While attending the September 12–15, 2017 Mayo Medical Laboratory conference, Bleeding and Thrombosing Diseases George spoke with Susan Hollister and Jennifer Rider from Sanford Health in Fargo.
Susan and Jen are developing reference intervals for their coagulation laboratory services throughout Sanford’s system and are looking for a reasonable approach that combines satellite resources with the central laboratory service. George referred their question to Heather DeVries, Indiana University Health Center, who manages a large network. Heather’s response was…

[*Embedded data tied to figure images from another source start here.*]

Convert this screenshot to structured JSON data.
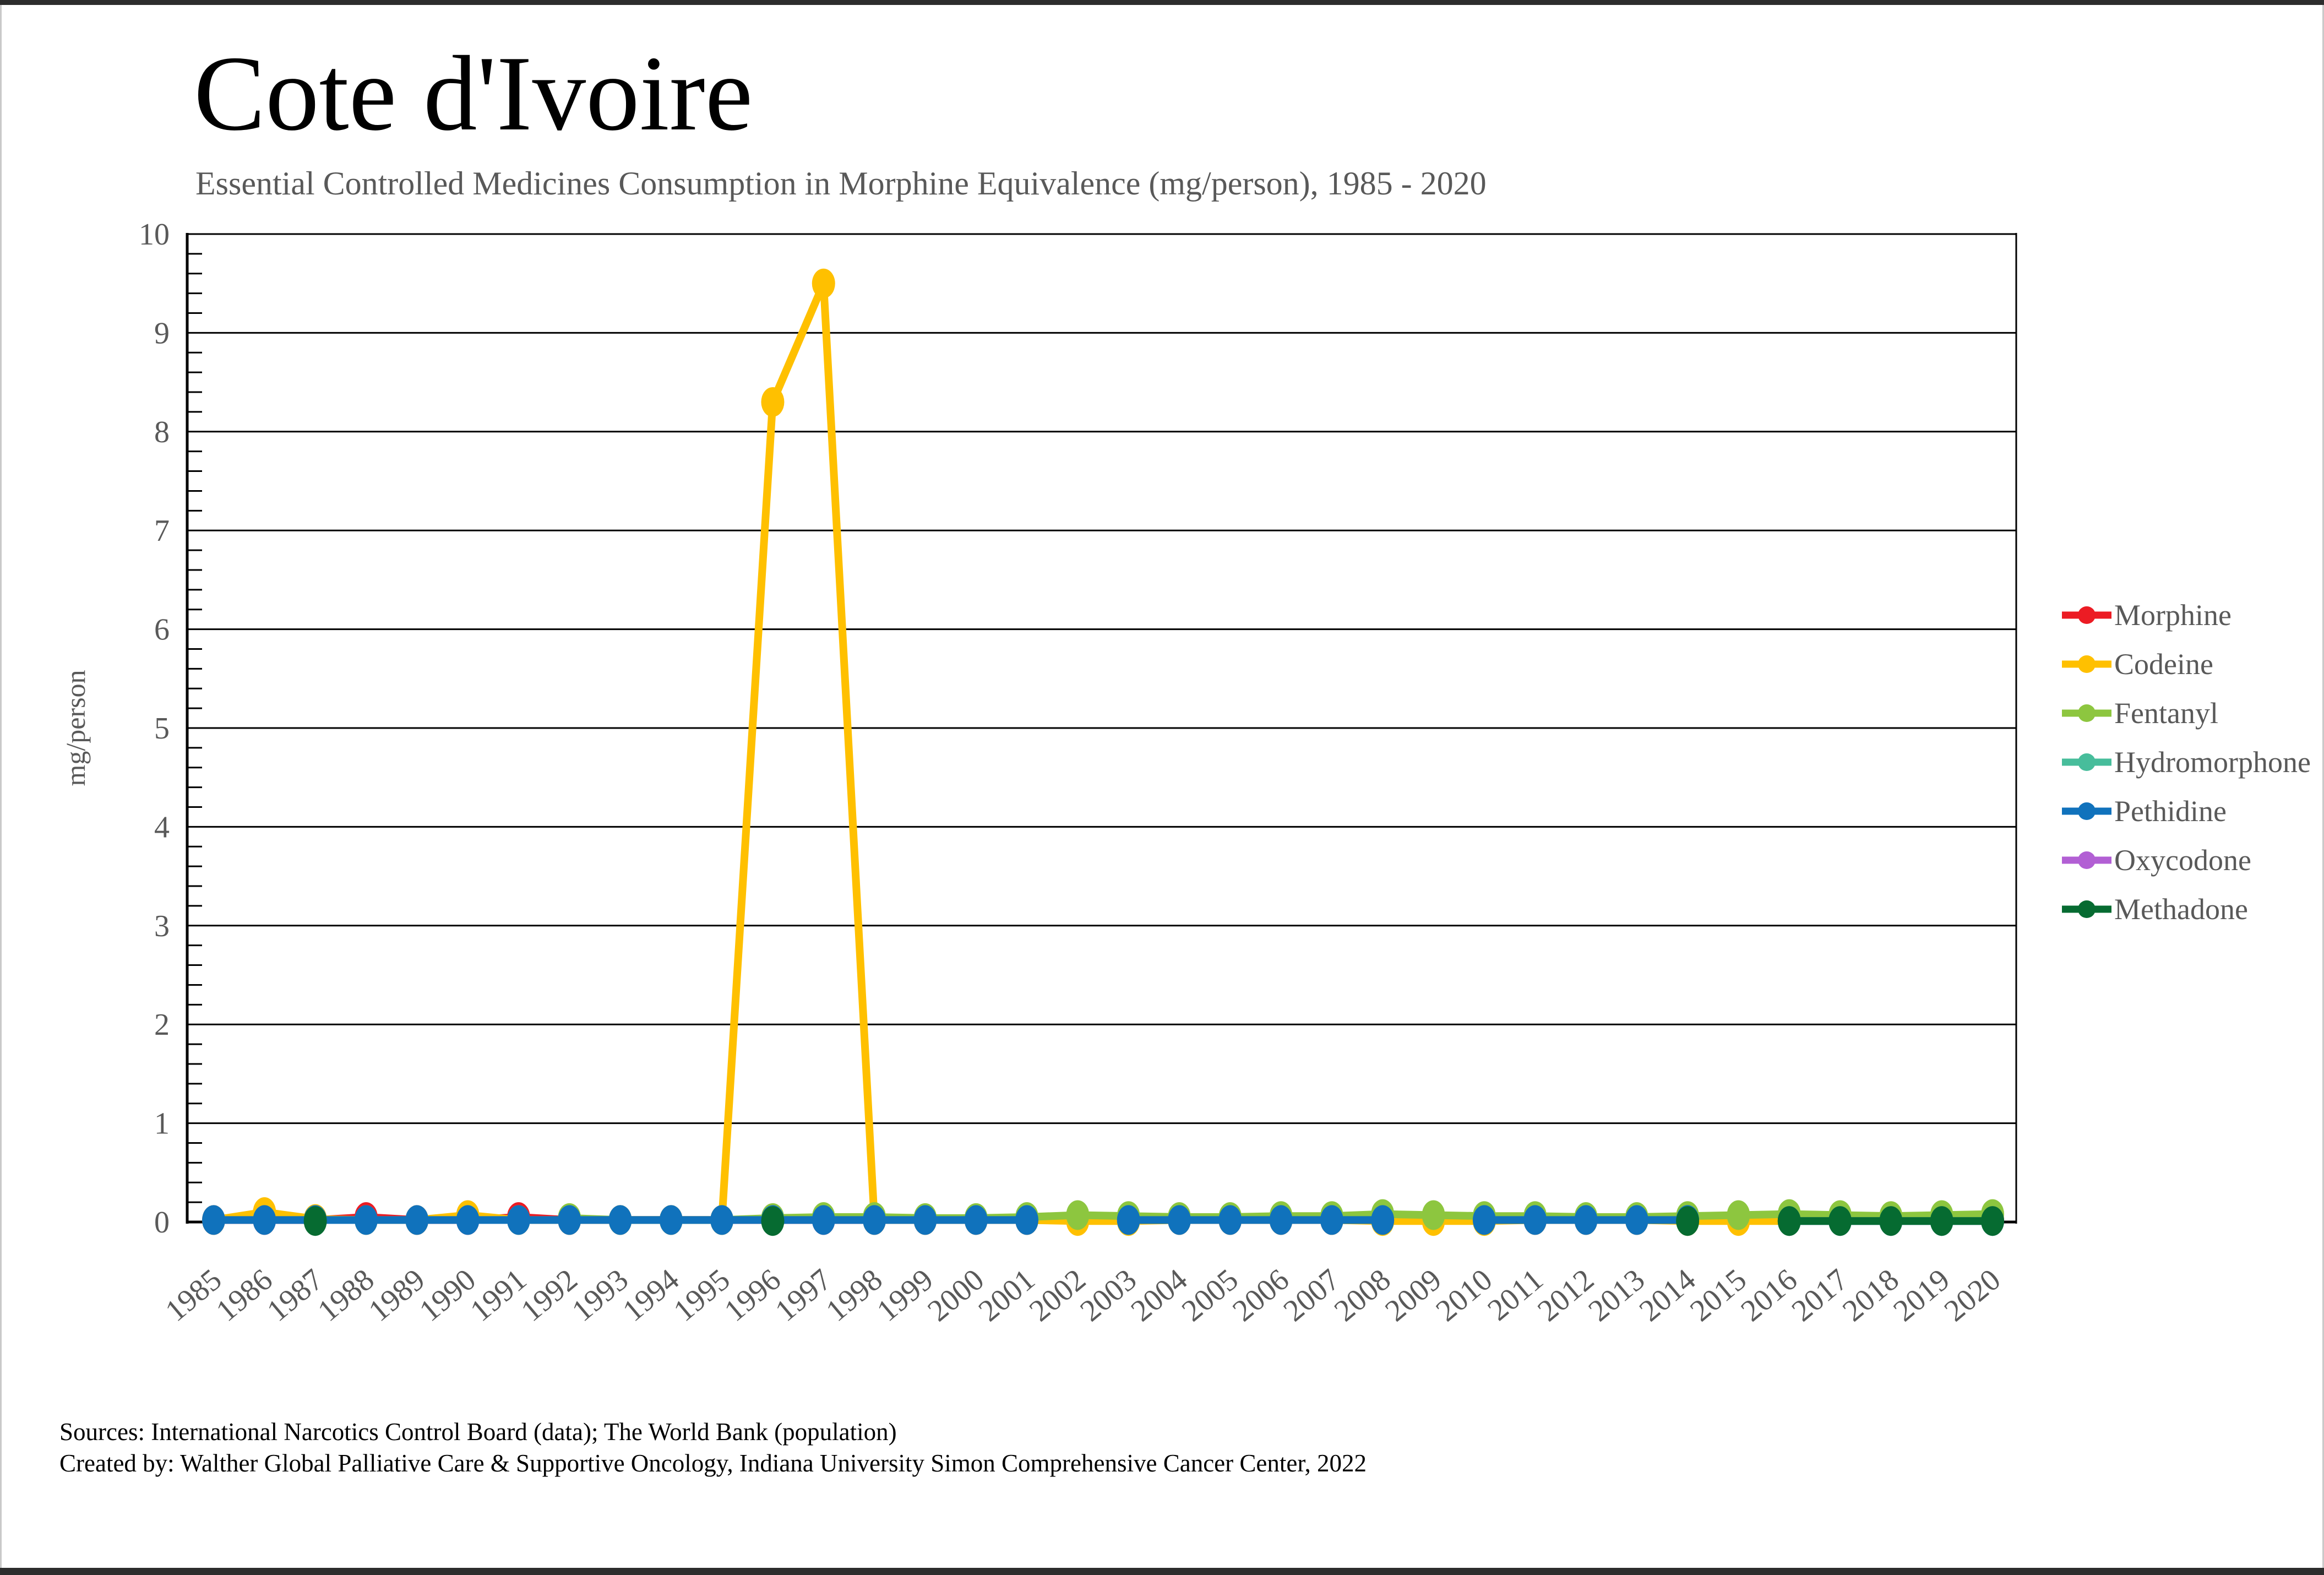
{
  "page": {
    "title": "Cote d'Ivoire",
    "subtitle": "Essential Controlled Medicines Consumption in Morphine Equivalence (mg/person), 1985 - 2020",
    "footer": {
      "line1": "Sources: International Narcotics Control Board (data); The World Bank (population)",
      "line2": "Created by: Walther Global Palliative Care & Supportive Oncology, Indiana University Simon Comprehensive Cancer Center, 2022"
    }
  },
  "chart_data": {
    "type": "line",
    "title": "Cote d'Ivoire",
    "subtitle": "Essential Controlled Medicines Consumption in Morphine Equivalence (mg/person), 1985 - 2020",
    "xlabel": "",
    "ylabel": "mg/person",
    "ylim": [
      0,
      10
    ],
    "yticks": [
      0,
      1,
      2,
      3,
      4,
      5,
      6,
      7,
      8,
      9,
      10
    ],
    "grid": "horizontal",
    "legend_position": "right",
    "x": [
      1985,
      1986,
      1987,
      1988,
      1989,
      1990,
      1991,
      1992,
      1993,
      1994,
      1995,
      1996,
      1997,
      1998,
      1999,
      2000,
      2001,
      2002,
      2003,
      2004,
      2005,
      2006,
      2007,
      2008,
      2009,
      2010,
      2011,
      2012,
      2013,
      2014,
      2015,
      2016,
      2017,
      2018,
      2019,
      2020
    ],
    "series": [
      {
        "name": "Morphine",
        "color": "#EC1C24",
        "values": [
          0.02,
          0.02,
          0.02,
          0.05,
          0.02,
          0.02,
          0.05,
          0.02,
          0.02,
          0.02,
          0.02,
          0.02,
          0.02,
          0.02,
          0.02,
          0.02,
          0.02,
          0.02,
          0.02,
          0.02,
          0.02,
          0.02,
          0.02,
          0.02,
          0.02,
          0.02,
          0.02,
          0.02,
          0.02,
          0.02,
          0.02,
          0.02,
          0.02,
          0.02,
          0.02,
          0.02
        ]
      },
      {
        "name": "Codeine",
        "color": "#FFC000",
        "values": [
          0.02,
          0.1,
          0.03,
          0.02,
          0.02,
          0.07,
          0.02,
          0.02,
          0.02,
          0.02,
          0.02,
          8.3,
          9.5,
          0.02,
          0.02,
          0.02,
          0.02,
          0.01,
          0.01,
          0.02,
          0.02,
          0.02,
          0.02,
          0.01,
          0.01,
          0.01,
          0.02,
          0.02,
          0.02,
          0.01,
          0.01,
          0.01,
          0.02,
          0.02,
          0.02,
          0.02
        ]
      },
      {
        "name": "Fentanyl",
        "color": "#8DC63F",
        "values": [
          null,
          null,
          null,
          null,
          null,
          null,
          null,
          0.04,
          0.02,
          0.02,
          0.02,
          0.04,
          0.05,
          0.05,
          0.04,
          0.04,
          0.05,
          0.07,
          0.06,
          0.05,
          0.05,
          0.06,
          0.06,
          0.08,
          0.07,
          0.06,
          0.06,
          0.05,
          0.05,
          0.06,
          0.07,
          0.08,
          0.07,
          0.06,
          0.07,
          0.08
        ]
      },
      {
        "name": "Hydromorphone",
        "color": "#47BD9B",
        "values": [
          null,
          null,
          null,
          null,
          null,
          null,
          null,
          null,
          null,
          null,
          null,
          null,
          null,
          null,
          null,
          null,
          null,
          null,
          null,
          null,
          null,
          null,
          null,
          null,
          null,
          null,
          null,
          null,
          null,
          null,
          null,
          null,
          null,
          null,
          null,
          null
        ]
      },
      {
        "name": "Pethidine",
        "color": "#1072BC",
        "values": [
          0.02,
          0.02,
          0.02,
          0.02,
          0.02,
          0.02,
          0.02,
          0.02,
          0.02,
          0.02,
          0.02,
          0.02,
          0.02,
          0.02,
          0.02,
          0.02,
          0.02,
          null,
          0.02,
          0.02,
          0.02,
          0.02,
          0.02,
          0.02,
          null,
          0.02,
          0.02,
          0.02,
          0.02,
          0.02,
          null,
          0.01,
          0.01,
          0.01,
          0.01,
          0.01
        ]
      },
      {
        "name": "Oxycodone",
        "color": "#B25FD4",
        "values": [
          null,
          null,
          null,
          null,
          null,
          null,
          null,
          null,
          null,
          null,
          null,
          null,
          null,
          null,
          null,
          null,
          null,
          null,
          null,
          null,
          null,
          null,
          null,
          null,
          null,
          null,
          null,
          null,
          null,
          null,
          null,
          null,
          null,
          null,
          null,
          null
        ]
      },
      {
        "name": "Methadone",
        "color": "#066B31",
        "values": [
          null,
          null,
          0.01,
          null,
          null,
          null,
          null,
          null,
          null,
          null,
          null,
          0.01,
          null,
          null,
          null,
          null,
          null,
          null,
          null,
          null,
          null,
          null,
          null,
          null,
          null,
          null,
          null,
          null,
          null,
          0.01,
          null,
          0.01,
          0.01,
          0.01,
          0.01,
          0.01
        ]
      }
    ]
  }
}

Normals are a big issue for the satellites. I would first refer to CLSI document H57-A, a protocol for evaluating/validating/implementing coagulometers. In a section on reference intervals, the document states that “testing conditions should replicate how the laboratory functions, eg, many hospital laboratories use fresh plasma for all testing and evaluate performance on fresh plasma; whereas some laboratories receive virtually no fresh samples and therefore validate everything using frozen/thawed samples.”
Also, reference intervals should be created from the local population, but I understand how that can be very difficult for the satellites, especially when they need 20 for a geomean. We send out only a few frozen normals to our satellites, and ask that they do whatever they can to get fresh. Our lab gives out meal tickets! Also, I remind the labs that they can contact nursing managers, pharmacy, etc., for help It doesn’t have to be lab personnel only that is part of the reference range. I may also, as a third choice, purchase plasma sets from trusted vendors like Precision BioLogic Inc. or George King BioMedical Hope that helps!

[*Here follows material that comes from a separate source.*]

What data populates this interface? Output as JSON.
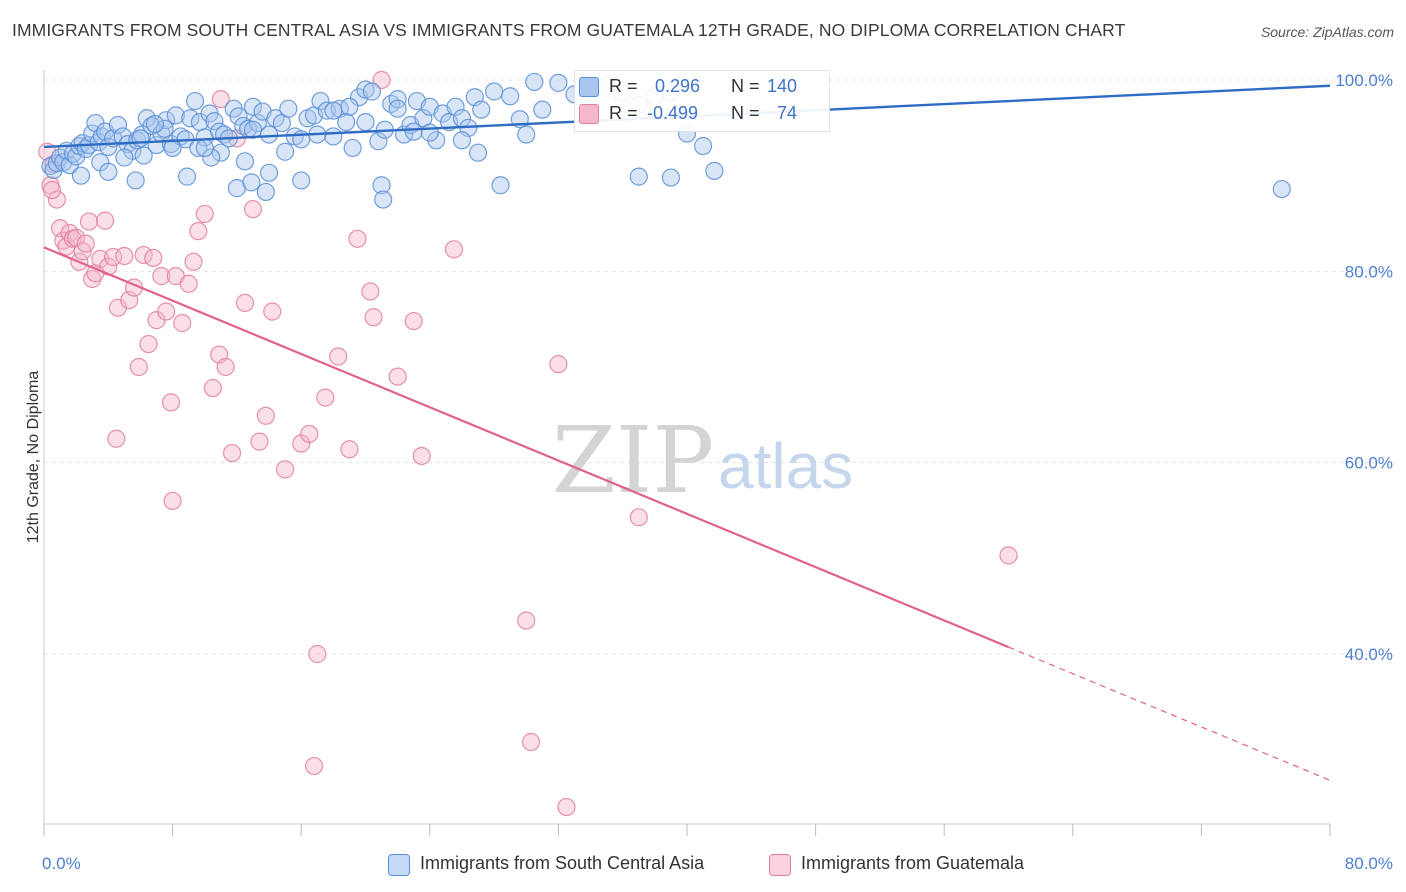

George reviewed Susan, Jen and Heather’s comments with Andrew Goodwin, MD, University of Vermont Medical Center who confirmed Heather’s suggestions.
George adds that most systems prefer to develop a single RI throughout the system for each assay for portability. Patients often move among satellites or are transferred to the central service, and variant RIs create clinical confusion. This requires a mathmatical approach to combining RIs from each facility. This approach is feasable when the facilities all use similar methods.
For discussion’s sake, is all this effort necessary, or could there be a simpler approach, for instance, the judicious application of published RIs? Dr. Ken Mann, who spoke at the Mayo Conference, makes the point, in hemostasis, there is so much inter-patient variability, the concept of an RI may not actually work particularly well. I’d like to “hear” from some of our participants on the topic of RIs.
I was one of the authors of
I was one of the authors of CLSI Document H57-A. I also conducted a little experiment in my own facility where I compared like specimens both fresh and then frozen at -70C and thawed one time at 37C. I ran PT/INR, PTT, and fibrinogen levels on our instrumentation. My findings showed no clinical or statistical difference if the specimens were processed properly. Specimen handling is where differences seem to occur among sites. You might also check McGlasson DL, Necessity for proper calibration of reagents and instruments in coagulation testing networks. Lab Medicine. 2004;35:461. The following might be of some use: McGlasson D, A comparison of INRs after local calibration of thromboplastin international sensitivity indices. Clin Lab Sci. 2002;152:91–5. We used 12 different reagent/instrumentation combinations.
I would like to revisit this post, as our system would like to try and use a combined INR reference AND reportable range. With calculating instrument- and site-specific geomeans for so long, I am struggling with this. Any advice?